The CEO admitted that some customers have bought out of the contract via ETF because of problems, but didn’t specifically provide a count.
“We have seen some early termination fee promotions where people buy out contracts, but by and large we haven’t seen a major uptick in churn associated with that,” McCarthy said.
While conceding some possible defections, by and large the company has downplayed the transition problems’ impact on the company’s overall userbase. McCarthy also noted that the company put all marketing on hold during the transition — effectively because it knew that competitors would be using migration problems to their own marketing advantage. Companies like Bright House had been promising discounts to angry customers.

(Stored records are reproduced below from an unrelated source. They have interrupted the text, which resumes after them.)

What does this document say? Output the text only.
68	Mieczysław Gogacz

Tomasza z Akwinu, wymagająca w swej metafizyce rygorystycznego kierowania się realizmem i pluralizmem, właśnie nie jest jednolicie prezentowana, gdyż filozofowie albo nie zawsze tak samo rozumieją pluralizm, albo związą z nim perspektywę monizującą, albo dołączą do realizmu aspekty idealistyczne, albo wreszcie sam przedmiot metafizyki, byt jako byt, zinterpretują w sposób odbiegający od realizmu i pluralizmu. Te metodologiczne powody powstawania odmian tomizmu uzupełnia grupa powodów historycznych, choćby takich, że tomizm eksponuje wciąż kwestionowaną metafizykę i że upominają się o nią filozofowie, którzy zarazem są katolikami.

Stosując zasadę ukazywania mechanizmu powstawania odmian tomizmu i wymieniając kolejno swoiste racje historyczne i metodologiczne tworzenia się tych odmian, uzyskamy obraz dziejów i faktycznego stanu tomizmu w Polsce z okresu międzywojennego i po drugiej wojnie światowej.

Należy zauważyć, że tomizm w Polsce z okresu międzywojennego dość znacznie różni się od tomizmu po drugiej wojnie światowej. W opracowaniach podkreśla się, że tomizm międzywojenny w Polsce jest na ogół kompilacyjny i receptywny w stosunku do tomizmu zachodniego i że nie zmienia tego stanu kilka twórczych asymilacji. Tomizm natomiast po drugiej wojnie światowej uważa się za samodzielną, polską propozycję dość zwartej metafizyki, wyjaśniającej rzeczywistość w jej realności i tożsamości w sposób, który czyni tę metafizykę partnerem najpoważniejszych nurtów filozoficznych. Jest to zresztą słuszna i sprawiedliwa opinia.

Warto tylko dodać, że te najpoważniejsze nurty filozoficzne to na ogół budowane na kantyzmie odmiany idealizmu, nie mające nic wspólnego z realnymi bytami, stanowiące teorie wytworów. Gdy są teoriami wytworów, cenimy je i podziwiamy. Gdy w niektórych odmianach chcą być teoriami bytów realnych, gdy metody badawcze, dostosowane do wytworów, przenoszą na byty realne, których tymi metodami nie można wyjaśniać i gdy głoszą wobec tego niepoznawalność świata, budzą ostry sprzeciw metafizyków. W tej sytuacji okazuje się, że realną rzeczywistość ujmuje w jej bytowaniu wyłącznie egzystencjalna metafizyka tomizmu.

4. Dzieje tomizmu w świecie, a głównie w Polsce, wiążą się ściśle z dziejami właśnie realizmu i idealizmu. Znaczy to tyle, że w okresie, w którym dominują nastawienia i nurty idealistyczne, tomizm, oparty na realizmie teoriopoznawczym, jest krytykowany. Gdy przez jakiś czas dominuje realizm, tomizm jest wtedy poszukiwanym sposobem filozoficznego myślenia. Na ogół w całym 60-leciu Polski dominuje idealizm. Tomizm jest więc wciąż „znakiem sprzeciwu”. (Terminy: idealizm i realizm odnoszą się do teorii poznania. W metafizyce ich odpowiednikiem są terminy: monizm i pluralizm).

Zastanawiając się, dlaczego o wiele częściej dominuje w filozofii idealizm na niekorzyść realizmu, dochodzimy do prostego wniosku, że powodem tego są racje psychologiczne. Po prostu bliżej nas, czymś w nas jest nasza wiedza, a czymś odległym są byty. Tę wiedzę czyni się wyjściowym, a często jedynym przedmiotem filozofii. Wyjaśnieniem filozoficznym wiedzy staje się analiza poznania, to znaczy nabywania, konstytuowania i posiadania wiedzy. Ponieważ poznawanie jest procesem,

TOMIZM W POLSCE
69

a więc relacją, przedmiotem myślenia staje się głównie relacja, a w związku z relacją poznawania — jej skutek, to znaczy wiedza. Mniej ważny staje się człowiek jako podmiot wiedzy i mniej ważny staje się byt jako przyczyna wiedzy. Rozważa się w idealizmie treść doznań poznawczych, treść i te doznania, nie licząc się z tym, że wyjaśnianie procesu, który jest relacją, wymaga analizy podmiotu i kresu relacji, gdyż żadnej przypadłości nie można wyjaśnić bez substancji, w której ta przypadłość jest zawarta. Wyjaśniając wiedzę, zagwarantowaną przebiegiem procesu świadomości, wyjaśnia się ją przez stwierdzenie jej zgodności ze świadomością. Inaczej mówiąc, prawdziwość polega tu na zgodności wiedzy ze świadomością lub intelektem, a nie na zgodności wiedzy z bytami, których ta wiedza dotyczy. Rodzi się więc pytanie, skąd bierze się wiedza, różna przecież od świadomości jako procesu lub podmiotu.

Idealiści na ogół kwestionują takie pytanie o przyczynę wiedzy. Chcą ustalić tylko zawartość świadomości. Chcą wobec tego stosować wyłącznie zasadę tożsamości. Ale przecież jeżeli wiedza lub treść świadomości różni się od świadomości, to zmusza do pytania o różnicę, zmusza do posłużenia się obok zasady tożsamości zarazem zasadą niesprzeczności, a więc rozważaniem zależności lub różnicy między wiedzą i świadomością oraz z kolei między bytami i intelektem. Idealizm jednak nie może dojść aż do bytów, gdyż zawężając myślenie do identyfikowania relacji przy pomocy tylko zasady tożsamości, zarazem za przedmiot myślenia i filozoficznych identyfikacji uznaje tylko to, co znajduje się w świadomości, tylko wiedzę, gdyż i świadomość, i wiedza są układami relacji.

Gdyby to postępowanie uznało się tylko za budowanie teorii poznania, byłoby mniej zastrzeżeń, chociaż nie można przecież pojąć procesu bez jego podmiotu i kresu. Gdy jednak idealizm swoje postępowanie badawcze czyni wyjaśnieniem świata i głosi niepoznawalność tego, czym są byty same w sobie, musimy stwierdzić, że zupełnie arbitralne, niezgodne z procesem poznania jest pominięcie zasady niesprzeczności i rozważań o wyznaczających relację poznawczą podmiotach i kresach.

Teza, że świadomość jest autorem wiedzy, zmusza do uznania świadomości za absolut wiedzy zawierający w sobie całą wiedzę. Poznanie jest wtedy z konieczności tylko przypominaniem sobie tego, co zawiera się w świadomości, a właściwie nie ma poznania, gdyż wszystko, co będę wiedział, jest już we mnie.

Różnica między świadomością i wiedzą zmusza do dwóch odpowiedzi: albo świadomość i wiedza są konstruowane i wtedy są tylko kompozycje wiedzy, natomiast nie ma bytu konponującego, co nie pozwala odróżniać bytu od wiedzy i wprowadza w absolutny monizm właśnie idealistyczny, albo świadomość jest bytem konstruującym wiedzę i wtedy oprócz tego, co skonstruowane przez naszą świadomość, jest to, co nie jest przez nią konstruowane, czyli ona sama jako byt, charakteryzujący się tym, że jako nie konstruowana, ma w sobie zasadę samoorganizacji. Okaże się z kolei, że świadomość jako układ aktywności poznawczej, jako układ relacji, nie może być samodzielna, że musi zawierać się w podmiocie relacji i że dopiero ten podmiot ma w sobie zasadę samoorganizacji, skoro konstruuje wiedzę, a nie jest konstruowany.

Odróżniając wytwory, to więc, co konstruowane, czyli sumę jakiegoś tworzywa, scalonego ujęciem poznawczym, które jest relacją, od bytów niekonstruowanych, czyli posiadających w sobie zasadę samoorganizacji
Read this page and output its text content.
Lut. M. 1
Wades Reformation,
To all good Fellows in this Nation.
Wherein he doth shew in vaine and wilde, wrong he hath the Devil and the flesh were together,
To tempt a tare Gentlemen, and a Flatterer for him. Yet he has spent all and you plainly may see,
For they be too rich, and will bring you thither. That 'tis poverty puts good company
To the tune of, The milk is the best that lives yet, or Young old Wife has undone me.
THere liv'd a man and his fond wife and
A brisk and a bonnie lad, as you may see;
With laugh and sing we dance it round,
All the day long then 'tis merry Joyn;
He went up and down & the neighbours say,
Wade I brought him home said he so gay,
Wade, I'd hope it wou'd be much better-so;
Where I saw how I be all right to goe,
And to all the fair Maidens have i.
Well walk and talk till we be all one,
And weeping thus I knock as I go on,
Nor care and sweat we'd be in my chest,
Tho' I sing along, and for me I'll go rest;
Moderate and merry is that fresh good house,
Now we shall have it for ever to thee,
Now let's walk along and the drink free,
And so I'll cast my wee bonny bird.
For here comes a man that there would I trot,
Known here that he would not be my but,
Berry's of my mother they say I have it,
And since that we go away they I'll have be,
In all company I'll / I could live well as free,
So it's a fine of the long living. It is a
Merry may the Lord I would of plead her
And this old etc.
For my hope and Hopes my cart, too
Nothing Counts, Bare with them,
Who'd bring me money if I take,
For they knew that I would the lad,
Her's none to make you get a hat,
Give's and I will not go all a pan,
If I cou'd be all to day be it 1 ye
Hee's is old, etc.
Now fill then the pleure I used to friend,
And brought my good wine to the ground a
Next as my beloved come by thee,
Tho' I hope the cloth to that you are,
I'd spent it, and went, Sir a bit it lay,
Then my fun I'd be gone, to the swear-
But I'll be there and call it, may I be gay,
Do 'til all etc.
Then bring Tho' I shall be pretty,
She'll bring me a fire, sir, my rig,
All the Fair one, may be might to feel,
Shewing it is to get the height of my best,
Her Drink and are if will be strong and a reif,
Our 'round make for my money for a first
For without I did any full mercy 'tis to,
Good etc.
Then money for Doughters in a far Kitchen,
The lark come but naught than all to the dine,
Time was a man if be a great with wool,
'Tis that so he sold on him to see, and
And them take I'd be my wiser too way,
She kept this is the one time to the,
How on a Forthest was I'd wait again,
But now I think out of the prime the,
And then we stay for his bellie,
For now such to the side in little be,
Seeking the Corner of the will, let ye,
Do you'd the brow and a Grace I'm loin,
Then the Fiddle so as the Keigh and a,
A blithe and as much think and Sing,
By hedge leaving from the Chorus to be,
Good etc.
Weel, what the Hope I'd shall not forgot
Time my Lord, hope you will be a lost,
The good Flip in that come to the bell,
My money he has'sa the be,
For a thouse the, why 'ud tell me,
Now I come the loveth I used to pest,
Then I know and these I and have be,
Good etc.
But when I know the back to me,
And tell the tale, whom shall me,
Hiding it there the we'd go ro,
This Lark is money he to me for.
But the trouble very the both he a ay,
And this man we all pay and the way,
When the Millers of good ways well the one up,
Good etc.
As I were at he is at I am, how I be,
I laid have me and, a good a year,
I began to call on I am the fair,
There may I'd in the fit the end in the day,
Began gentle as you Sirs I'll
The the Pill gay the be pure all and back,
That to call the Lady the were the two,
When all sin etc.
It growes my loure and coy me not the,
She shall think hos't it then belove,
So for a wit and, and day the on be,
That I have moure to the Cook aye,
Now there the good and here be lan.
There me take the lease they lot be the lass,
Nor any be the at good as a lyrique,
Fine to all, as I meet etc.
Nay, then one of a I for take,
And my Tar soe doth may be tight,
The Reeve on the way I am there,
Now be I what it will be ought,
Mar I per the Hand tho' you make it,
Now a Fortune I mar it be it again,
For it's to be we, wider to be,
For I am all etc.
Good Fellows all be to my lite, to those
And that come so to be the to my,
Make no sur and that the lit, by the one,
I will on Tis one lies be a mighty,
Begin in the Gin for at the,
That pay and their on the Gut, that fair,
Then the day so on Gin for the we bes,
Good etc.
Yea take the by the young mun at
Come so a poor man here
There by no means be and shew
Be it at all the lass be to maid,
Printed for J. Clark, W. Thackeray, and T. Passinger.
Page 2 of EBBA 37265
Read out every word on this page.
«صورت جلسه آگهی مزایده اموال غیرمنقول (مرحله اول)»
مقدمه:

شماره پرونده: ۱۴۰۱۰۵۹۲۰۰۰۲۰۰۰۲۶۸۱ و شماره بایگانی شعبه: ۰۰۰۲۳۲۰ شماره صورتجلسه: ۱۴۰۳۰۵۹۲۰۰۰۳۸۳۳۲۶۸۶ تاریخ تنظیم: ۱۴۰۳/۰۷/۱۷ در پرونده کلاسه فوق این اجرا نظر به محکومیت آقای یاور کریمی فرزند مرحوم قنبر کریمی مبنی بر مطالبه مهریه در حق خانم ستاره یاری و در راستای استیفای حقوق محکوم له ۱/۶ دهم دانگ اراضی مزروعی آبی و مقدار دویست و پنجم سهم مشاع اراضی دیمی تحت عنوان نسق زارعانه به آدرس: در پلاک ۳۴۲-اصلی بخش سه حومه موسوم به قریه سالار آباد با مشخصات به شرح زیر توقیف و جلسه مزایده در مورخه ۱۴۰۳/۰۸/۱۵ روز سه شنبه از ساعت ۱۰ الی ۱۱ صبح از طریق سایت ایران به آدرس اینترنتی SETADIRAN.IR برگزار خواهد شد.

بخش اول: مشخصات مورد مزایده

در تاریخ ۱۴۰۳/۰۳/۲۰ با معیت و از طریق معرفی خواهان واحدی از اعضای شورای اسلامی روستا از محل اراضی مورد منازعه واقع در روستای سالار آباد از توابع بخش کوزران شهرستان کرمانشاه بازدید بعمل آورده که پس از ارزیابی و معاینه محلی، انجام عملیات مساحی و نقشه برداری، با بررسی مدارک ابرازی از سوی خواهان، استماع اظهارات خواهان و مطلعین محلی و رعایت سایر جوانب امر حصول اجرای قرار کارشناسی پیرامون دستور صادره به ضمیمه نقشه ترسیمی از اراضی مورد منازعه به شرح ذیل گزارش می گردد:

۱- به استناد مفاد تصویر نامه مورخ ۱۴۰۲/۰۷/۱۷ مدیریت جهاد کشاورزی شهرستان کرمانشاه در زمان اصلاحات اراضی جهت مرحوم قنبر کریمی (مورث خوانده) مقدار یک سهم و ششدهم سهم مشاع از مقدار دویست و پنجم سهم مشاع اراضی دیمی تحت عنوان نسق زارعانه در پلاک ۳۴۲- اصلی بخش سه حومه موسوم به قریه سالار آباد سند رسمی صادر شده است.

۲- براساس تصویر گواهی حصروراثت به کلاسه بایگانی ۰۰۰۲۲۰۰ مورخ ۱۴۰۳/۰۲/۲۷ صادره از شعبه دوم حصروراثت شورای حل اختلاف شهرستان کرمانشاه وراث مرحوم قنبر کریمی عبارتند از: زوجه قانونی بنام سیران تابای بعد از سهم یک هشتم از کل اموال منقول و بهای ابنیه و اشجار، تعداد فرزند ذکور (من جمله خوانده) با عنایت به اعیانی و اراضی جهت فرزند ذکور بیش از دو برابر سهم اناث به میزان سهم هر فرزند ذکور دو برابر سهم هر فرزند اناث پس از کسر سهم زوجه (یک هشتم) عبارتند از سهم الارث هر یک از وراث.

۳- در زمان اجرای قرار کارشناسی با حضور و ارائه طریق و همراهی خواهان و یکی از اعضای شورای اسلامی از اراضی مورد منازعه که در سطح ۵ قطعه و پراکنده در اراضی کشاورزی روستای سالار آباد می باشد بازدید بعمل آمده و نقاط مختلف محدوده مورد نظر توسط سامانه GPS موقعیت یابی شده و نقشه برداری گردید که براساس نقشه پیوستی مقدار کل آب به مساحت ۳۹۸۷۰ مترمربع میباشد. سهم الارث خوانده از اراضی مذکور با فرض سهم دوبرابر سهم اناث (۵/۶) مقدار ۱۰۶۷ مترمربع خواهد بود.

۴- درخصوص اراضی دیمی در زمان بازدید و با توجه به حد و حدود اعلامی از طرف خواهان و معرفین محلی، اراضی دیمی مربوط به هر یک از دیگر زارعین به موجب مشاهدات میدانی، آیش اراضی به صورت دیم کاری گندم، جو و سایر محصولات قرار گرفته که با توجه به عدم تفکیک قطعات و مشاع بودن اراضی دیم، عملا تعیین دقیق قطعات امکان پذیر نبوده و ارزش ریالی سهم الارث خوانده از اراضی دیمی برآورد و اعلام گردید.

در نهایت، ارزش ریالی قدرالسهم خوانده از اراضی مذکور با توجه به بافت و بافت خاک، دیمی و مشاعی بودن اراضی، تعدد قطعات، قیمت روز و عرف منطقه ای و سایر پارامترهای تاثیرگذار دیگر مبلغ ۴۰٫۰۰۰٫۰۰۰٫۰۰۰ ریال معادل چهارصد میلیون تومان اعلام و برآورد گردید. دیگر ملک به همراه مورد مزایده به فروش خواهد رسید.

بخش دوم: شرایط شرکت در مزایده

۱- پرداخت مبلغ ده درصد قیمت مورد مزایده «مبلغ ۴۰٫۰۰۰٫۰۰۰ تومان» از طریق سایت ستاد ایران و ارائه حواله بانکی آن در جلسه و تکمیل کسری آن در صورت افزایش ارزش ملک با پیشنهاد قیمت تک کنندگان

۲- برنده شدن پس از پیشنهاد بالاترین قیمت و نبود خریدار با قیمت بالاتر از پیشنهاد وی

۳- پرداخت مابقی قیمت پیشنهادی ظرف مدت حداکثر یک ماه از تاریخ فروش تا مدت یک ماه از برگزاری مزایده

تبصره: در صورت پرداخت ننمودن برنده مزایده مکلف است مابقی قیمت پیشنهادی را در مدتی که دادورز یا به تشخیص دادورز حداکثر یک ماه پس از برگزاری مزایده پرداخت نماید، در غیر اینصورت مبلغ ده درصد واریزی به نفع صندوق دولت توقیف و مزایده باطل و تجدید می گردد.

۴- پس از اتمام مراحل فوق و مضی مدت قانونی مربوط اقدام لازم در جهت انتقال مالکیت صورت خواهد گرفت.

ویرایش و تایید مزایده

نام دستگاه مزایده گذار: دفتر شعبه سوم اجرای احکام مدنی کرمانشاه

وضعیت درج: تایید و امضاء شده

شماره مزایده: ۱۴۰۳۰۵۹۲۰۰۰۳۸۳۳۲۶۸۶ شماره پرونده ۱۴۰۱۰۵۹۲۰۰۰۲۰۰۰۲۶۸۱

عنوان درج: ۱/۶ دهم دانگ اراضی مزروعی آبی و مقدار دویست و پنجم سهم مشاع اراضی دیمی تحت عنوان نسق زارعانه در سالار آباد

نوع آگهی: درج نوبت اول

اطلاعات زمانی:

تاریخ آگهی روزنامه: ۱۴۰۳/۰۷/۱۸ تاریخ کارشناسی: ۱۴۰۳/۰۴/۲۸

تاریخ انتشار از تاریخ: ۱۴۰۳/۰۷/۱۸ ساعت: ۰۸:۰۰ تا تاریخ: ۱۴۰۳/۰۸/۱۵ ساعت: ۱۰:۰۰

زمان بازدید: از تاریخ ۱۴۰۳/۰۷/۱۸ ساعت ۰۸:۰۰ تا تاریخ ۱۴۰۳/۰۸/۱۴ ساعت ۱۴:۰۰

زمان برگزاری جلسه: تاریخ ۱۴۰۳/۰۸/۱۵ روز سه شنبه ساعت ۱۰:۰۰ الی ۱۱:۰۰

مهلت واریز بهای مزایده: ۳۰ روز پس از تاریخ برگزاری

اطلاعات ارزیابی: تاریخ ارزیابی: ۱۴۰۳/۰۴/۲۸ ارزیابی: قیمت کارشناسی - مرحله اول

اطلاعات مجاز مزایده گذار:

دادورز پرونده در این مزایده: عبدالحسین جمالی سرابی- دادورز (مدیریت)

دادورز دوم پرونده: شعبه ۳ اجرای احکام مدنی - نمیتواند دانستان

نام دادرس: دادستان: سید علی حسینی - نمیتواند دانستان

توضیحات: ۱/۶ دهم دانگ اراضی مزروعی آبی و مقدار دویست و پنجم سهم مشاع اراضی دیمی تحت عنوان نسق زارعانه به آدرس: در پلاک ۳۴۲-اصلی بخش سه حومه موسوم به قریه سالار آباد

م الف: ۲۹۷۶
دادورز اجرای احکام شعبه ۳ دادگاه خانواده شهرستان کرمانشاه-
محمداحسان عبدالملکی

“We certainly have had competitors targeting us,” McCarthy said. “(It’s) one of the reasons why we guided on our first quarter earnings call that we would not be doing marketing during this period. We did not say that earlier because we did not want people to start targeting us right out of the gate.”
As it stands Frontier’s first impression for many of these users wasn’t a good one, and it’s going to take a lot more than a ramp up in marketing to fix consumer perceptions that this is a company incapable of handling its current incredible rate of growth.